Yes, but they should still do it anyway
Over the last few years, several prominent comedians, including Jerry Seinfeld, Chris Rock and Bill Maher, have said they no longer want to perform at colleges. They cite what they see as extreme levels of political correctness on university campuses.
“[The younger generation] just want to use these words,” Seinfeld said in 2015. “‘That’s racist, that’s sexist, that’s prejudice.’ They don’t even know what they’re talking about […] I don’t play colleges, but I hear a lot of people tell me don’t go near colleges — they’re so PC.”
This is especially interesting and impactful coming from Seinfeld, whose style of observational comedy has never been known to offend or stoke controversy. Yet, he still feels that today’s college audiences are increasingly unable to take a joke or to embrace comedic content or styles that could offend a single person in the room.
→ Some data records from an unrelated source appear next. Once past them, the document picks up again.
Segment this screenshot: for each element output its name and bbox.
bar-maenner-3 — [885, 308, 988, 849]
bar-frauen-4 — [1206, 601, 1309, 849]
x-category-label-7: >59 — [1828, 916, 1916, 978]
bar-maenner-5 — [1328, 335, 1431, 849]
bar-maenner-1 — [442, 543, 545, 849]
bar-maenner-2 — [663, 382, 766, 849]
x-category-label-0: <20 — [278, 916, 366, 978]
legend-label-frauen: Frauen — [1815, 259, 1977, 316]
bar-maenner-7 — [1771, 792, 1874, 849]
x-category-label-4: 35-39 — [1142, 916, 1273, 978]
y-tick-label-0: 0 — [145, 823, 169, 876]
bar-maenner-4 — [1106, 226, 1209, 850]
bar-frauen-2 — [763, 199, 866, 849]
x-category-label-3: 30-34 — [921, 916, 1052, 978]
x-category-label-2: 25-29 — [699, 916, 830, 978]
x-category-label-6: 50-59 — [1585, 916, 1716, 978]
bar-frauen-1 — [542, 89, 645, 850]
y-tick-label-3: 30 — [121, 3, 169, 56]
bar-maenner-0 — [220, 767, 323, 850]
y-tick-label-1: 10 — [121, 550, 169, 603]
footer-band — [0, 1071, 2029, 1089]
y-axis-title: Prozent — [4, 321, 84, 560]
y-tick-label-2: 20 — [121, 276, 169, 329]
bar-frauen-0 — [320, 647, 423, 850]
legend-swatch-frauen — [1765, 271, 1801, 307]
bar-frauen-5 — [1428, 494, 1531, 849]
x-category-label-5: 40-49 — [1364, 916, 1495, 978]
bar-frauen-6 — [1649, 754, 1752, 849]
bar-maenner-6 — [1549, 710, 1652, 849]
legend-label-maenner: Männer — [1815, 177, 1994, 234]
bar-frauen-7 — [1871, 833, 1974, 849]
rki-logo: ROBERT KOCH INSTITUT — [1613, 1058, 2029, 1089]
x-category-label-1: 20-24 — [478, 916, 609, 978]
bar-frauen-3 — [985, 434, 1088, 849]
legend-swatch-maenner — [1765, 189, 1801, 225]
It’s very difficult to find irrefutable examples of this extreme political correctness in action where everyone can agree that it’s, shall I say, “problematic.” To one person, a comedian might be brilliantly and subversively weaving racial or sexual themes into their work, while to another person, the comedian is just racist or sexist. This ambiguity helps demonstrate why extreme political correctness on campus is a very worrying trend, especially for comedians.
It’s also an ironic trend, for it was radical, subversive and boundary-pushing comedians like George Carlin who initially pushed back against the squares and the humorless during the 1960s, 70s and 80s to help advocate the liberal values that today’s PC police claim to be protecting. Carlin and his ilk helped create the counterculture where social liberalism and social justice could be embraced, yet comedians who follow in his subversive tradition are often disowned by today’s progressive (or regressive?) left, despite being staunch supporters of liberal values in every sense (Exhibit A: Bill Maher).
Chris Rock is perplexed by this phenomenon, saying in 2014, “I stopped playing colleges, and the reason is because [the students are] way too conservative […] Not in their political views — not like they’re voting Republican — but in their social views and their willingness not to offend anybody.”
The roots of these problems that have put off many famous comedians can be observed nowhere more clearly than at the annual convention of the National Association for Campus Activities, where representatives from college activities committees across the country come to watch and book all sorts of performers for the coming year, including comedians. This is an important way for up-and-coming comedians to get exposure and book many gigs at once.
Caitlin Flanagan, who covered this event for The Atlantic in 2015, quoted a member of a student activities board as saying, “We don’t want to sponsor an event that would offend anyone.” Well, how do they hope to accomplish that? Perhaps comedians are not the product they should be shopping for. As Flanagan wrote, “If your goal were simply to bring great comics to a college campus, it would be easily accomplished.”
Flanagan said that jokes about anything to do with race, sexuality and other hot button issues were simply not welcome and that students would rather hear jokes about mundane aspects of college life. Really? Do you want comedy that just numbs you with shallow laughter or do you want it to actually make you think while still being funny? Opting for the former is just lazy.
Flanagan said comedians often omitted jokes involving race, gender and sexuality that normally do well in their club routines, and that comics who didn’t sanitize and sterilize their routines often were not offered as many gigs by the college activities committees. Is it right to do that much to accommodate the audience? Or could that be considered selling out? If the comedians didn’t alter their jokes to appease the most sensitive person in the room, then perhaps college audiences would understand the potential that comedy has to provide commentary on the topics they seem so anxious to avoid.
Comedy is at its best when it’s given a chance to evolve over time — when comics can work out their material without needless and artificial external pressures, as if by natural selection, not when arbitrary parameters set by a picky audience pre-determine what areas can be covered. Thus, NACA does not foster fruitful incentives for up-and-coming comedians trying to find their voices and personas.
There’s a difference between having jokes that incorporate sensitive topics and events in order to make a point and comedians who actually target and vilify those sensitive topics and events. For example, Amy Schumer has a sketch in which she satirizes the sexual assault problems with football teams. Some people say that rape is a topic that can never be joked about, but in this example, Schumer is not making light of the problem or saying it’s funny. She’s using irony and humor to expose how horrible, grotesque and perverse the situation is. The football players are the target of the joke, not victims. Dealing with sensitive topics in this manner should be considered completely acceptable.
If handled with craft, care and comedic intent, no subject should be off limits. And there should be no protected class who we are not allowed to joke about. College students have to understand that the only way to have a healthy society is if everyone is willing to laugh at themselves and put up with being made fun of.
I hope that we are able to change the status quo of overly-sensitive college students and scared-for-their-jobs activities committee members thinking they’ve had the last laugh by successfully forcing comedians and speakers to censor themselves in order to get a platform. After all, how can you have the last laugh if you refuse to laugh at anything in the first place?